Behind Jewell’s jokes, there was a serious purpose.

Tuesday marked the first encounter between Newbury Park students and Triggs students, who will move four miles from a site near the Thousand Oaks Public Library to portable classrooms on the Newbury Park campus.

The move was ordered by state education officials in 1988 after inspectors found that Triggs students were isolated, in violation of a federal law that requires handicapped students to be integrated into regular campuses and given an opportunity to interact with non-handicapped students.

All of Triggs’ 65 students, ranging from 3 to 22 years old, are being relocated. In addition to the high school transfer, about 35 younger students will be moved to Conejo Elementary School next spring, Triggs Principal Barbara Sorenson said.

The Triggs students have a variety of disabilities including medical problems, retardation, deafness and blindness, said Diana Novak, director of special education for the county superintendent of schools office.

Novak said state inspectors review special education facilities every three years and will return to look at Ventura County campuses, including the new Triggs site, next spring. The other 10 county-run special schools are near regular campuses and in compliance with federal law, she said.

Once the Triggs students are moved, the county will return the present eight-room Triggs school to the Conejo Valley district from which it is leased, Novak said.

Under integration, Triggs students will share lunch periods, breaks, assemblies and other activities as their abilities allow, Novak said. Their classroom program, however, will remain separate.

To ensure a smooth transition for both groups of students, officials from the county schools office and the Conejo Valley Unified School District asked Jewell to address all the students about sensitivity to each other.

Jewell, also an actress best known for her appearances on the television series “Facts of Life,” made light of cerebral palsy in an attempt to urge the students to see beyond such differences.

“CP has never been my problem in life,” Jewell said. “My problem is the perception of CP. People think I’m on drugs all the time . . . I am perceived in so many ways as I walk through life. It teaches me not to be so quick to judge people.”

Jewell cautioned that bringing the Triggs students to the campus is only a first step toward integrating them into campus life.

“They can have all the opportunity in the world, but if they aren’t accepted, all that training doesn’t work,” Jewell said. “I’m not saying you have to like all disabled students, because that’s not reality.” Instead, she urged students to try to be as open and friendly to their new classmates as they would to any other student, especially in social situations.
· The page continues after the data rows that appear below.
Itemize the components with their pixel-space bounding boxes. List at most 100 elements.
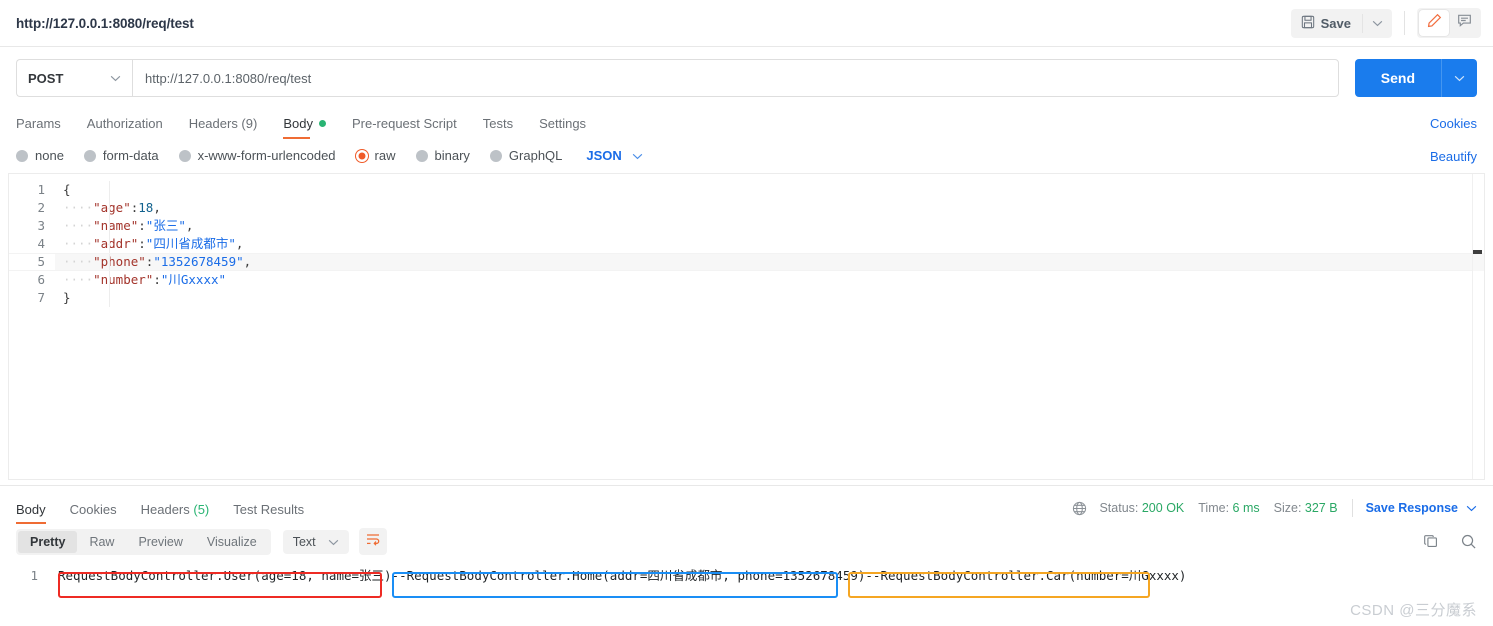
response-divider	[0, 485, 1493, 486]
json-value: 18	[138, 200, 154, 215]
body-type-raw[interactable]: raw	[355, 148, 396, 163]
request-tab-title[interactable]: http://127.0.0.1:8080/req/test	[16, 16, 194, 31]
radio-icon	[178, 149, 191, 162]
line-number: 4	[37, 236, 45, 251]
http-method-select[interactable]: POST	[16, 59, 132, 97]
meta-divider	[1351, 499, 1353, 517]
indent-marker: ····	[63, 218, 94, 233]
send-button-group: Send	[1354, 59, 1477, 97]
response-line-number: 1	[30, 568, 38, 583]
response-toolbar-actions	[1423, 533, 1477, 555]
view-raw[interactable]: Raw	[77, 531, 126, 553]
line-number: 3	[37, 218, 45, 233]
send-button[interactable]: Send	[1355, 59, 1441, 97]
wrap-text-icon	[365, 531, 381, 552]
time-meta: Time: 6 ms	[1198, 501, 1259, 515]
editor-scrollbar[interactable]	[1472, 174, 1483, 479]
code-line: }	[55, 289, 1484, 307]
response-tab-headers[interactable]: Headers (5)	[141, 502, 210, 524]
body-type-urlencoded[interactable]: x-www-form-urlencoded	[178, 148, 336, 163]
body-type-binary-label: binary	[434, 148, 470, 163]
tab-tests[interactable]: Tests	[483, 116, 513, 139]
floppy-disk-icon	[1301, 15, 1315, 32]
response-tab-test-results[interactable]: Test Results	[233, 502, 304, 524]
window-topbar: http://127.0.0.1:8080/req/test Save	[0, 0, 1493, 47]
response-tabs: Body Cookies Headers (5) Test Results St…	[0, 490, 1493, 524]
save-dropdown-button[interactable]	[1362, 13, 1392, 33]
editor-scrollbar-thumb[interactable]	[1473, 250, 1482, 254]
body-type-none[interactable]: none	[16, 148, 64, 163]
response-view-segments: Pretty Raw Preview Visualize	[16, 528, 271, 555]
body-type-form-data[interactable]: form-data	[83, 148, 159, 163]
radio-icon	[489, 149, 502, 162]
topbar-divider	[1404, 11, 1405, 35]
request-body-editor[interactable]: 1 2 3 4 5 6 7 { ····"age":18, ····"name"…	[8, 173, 1485, 480]
tab-params-label: Params	[16, 116, 61, 131]
search-icon[interactable]	[1460, 533, 1477, 555]
pencil-icon	[1427, 13, 1442, 33]
save-button-label: Save	[1320, 15, 1351, 31]
indent-marker: ····	[63, 200, 94, 215]
editor-line-numbers: 1 2 3 4 5 6 7	[9, 181, 55, 307]
postman-window: http://127.0.0.1:8080/req/test Save POST…	[0, 0, 1493, 626]
tab-headers[interactable]: Headers (9)	[189, 116, 258, 139]
body-type-none-label: none	[35, 148, 64, 163]
code-brace-close: }	[63, 290, 71, 305]
tab-settings[interactable]: Settings	[539, 116, 586, 139]
comma: ,	[235, 236, 244, 251]
body-type-binary[interactable]: binary	[415, 148, 470, 163]
tab-body[interactable]: Body	[283, 116, 326, 139]
tab-params[interactable]: Params	[16, 116, 61, 139]
response-tab-cookies[interactable]: Cookies	[70, 502, 117, 524]
code-line: ····"number":"川Gxxxx"	[55, 271, 1484, 289]
send-dropdown-button[interactable]	[1441, 59, 1477, 97]
cookies-link[interactable]: Cookies	[1430, 116, 1477, 131]
view-preview[interactable]: Preview	[126, 531, 194, 553]
url-bar: POST Send	[0, 47, 1493, 107]
chevron-down-icon	[1466, 501, 1477, 515]
editor-code-area[interactable]: { ····"age":18, ····"name":"张三", ····"ad…	[55, 181, 1484, 307]
save-button[interactable]: Save	[1291, 9, 1362, 38]
body-type-urlencoded-label: x-www-form-urlencoded	[197, 148, 336, 163]
radio-icon	[83, 149, 96, 162]
json-value: "川Gxxxx"	[160, 272, 227, 287]
chevron-down-icon	[632, 148, 643, 163]
beautify-link[interactable]: Beautify	[1430, 149, 1477, 164]
body-modified-dot-icon	[318, 120, 326, 127]
body-type-graphql[interactable]: GraphQL	[489, 148, 562, 163]
pencil-icon-button[interactable]	[1419, 10, 1449, 36]
size-value: 327 B	[1304, 501, 1338, 515]
tab-settings-label: Settings	[539, 116, 587, 131]
comment-icon-button[interactable]	[1449, 10, 1479, 36]
chevron-down-icon	[328, 535, 339, 549]
url-input[interactable]	[132, 59, 1339, 97]
line-number: 6	[37, 272, 45, 287]
radio-selected-icon	[355, 149, 368, 162]
code-brace-open: {	[63, 182, 71, 197]
view-visualize[interactable]: Visualize	[195, 531, 269, 553]
tab-tests-label: Tests	[482, 116, 514, 131]
json-value: "张三"	[145, 218, 186, 233]
editor-gutter-rule	[109, 181, 110, 307]
topbar-actions: Save	[1290, 8, 1481, 38]
chevron-down-icon	[110, 69, 121, 87]
json-value: "四川省成都市"	[145, 236, 236, 251]
response-format-select[interactable]: Text	[282, 529, 349, 554]
save-response-button[interactable]: Save Response	[1366, 501, 1477, 515]
tab-pre-request-script[interactable]: Pre-request Script	[352, 116, 457, 139]
body-format-select[interactable]: JSON	[586, 148, 643, 163]
comma: ,	[153, 200, 161, 215]
json-key: "number"	[93, 272, 154, 287]
response-view-toolbar: Pretty Raw Preview Visualize Text	[0, 524, 1493, 560]
copy-icon[interactable]	[1423, 533, 1440, 555]
body-type-raw-label: raw	[374, 148, 396, 163]
wrap-text-button[interactable]	[358, 528, 387, 555]
view-pretty[interactable]: Pretty	[18, 530, 78, 553]
tab-authorization-label: Authorization	[86, 116, 163, 131]
response-body-text: RequestBodyController.User(age=18, name=…	[58, 568, 1187, 583]
indent-marker: ····	[63, 236, 94, 251]
watermark: CSDN @三分魔系	[1350, 602, 1477, 619]
response-tab-body-label: Body	[16, 502, 46, 517]
response-tab-body[interactable]: Body	[16, 502, 46, 524]
tab-authorization[interactable]: Authorization	[87, 116, 163, 139]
“We have to allow ourselves to look at people, and not their disabilities,” Jewell said.

Officials said they hope Tuesday’s program will make a difference.

“At high school age, kids tend to have these little prejudices,” said Stephen I. Gordon, special education coordinator for the Conejo Valley Unified School District. The program “initiates students to the concept that kids who are handicapped aren’t different.”

For parents of Triggs students, one of the biggest questions is whether the new facilities will be as good as the old, said Triggs PTA President Desley Boardman.

“It will be interesting to see how it all happens and how much integration actually takes place,” Boardman said. “I believe in integration. I think it’s a wonderful thing, but I also hate to give up something we know works.”

Parents are concerned because the new classrooms are smaller and bathrooms will be down the hall rather than between classrooms, making them less accessible, Boardman said.

After Jewell’s presentation, Newbury Park students gave the Triggs students single, long-stemmed roses and cards emblazoned with the school’s Panther mascot that read: “Welcome to Newbury High School from your new friends.”

Some said they are ready to make room for the students on their campus.

“I think it’s a good idea that they be a part of our school,” said ninth-grade student Justin Lees-Smith, 14.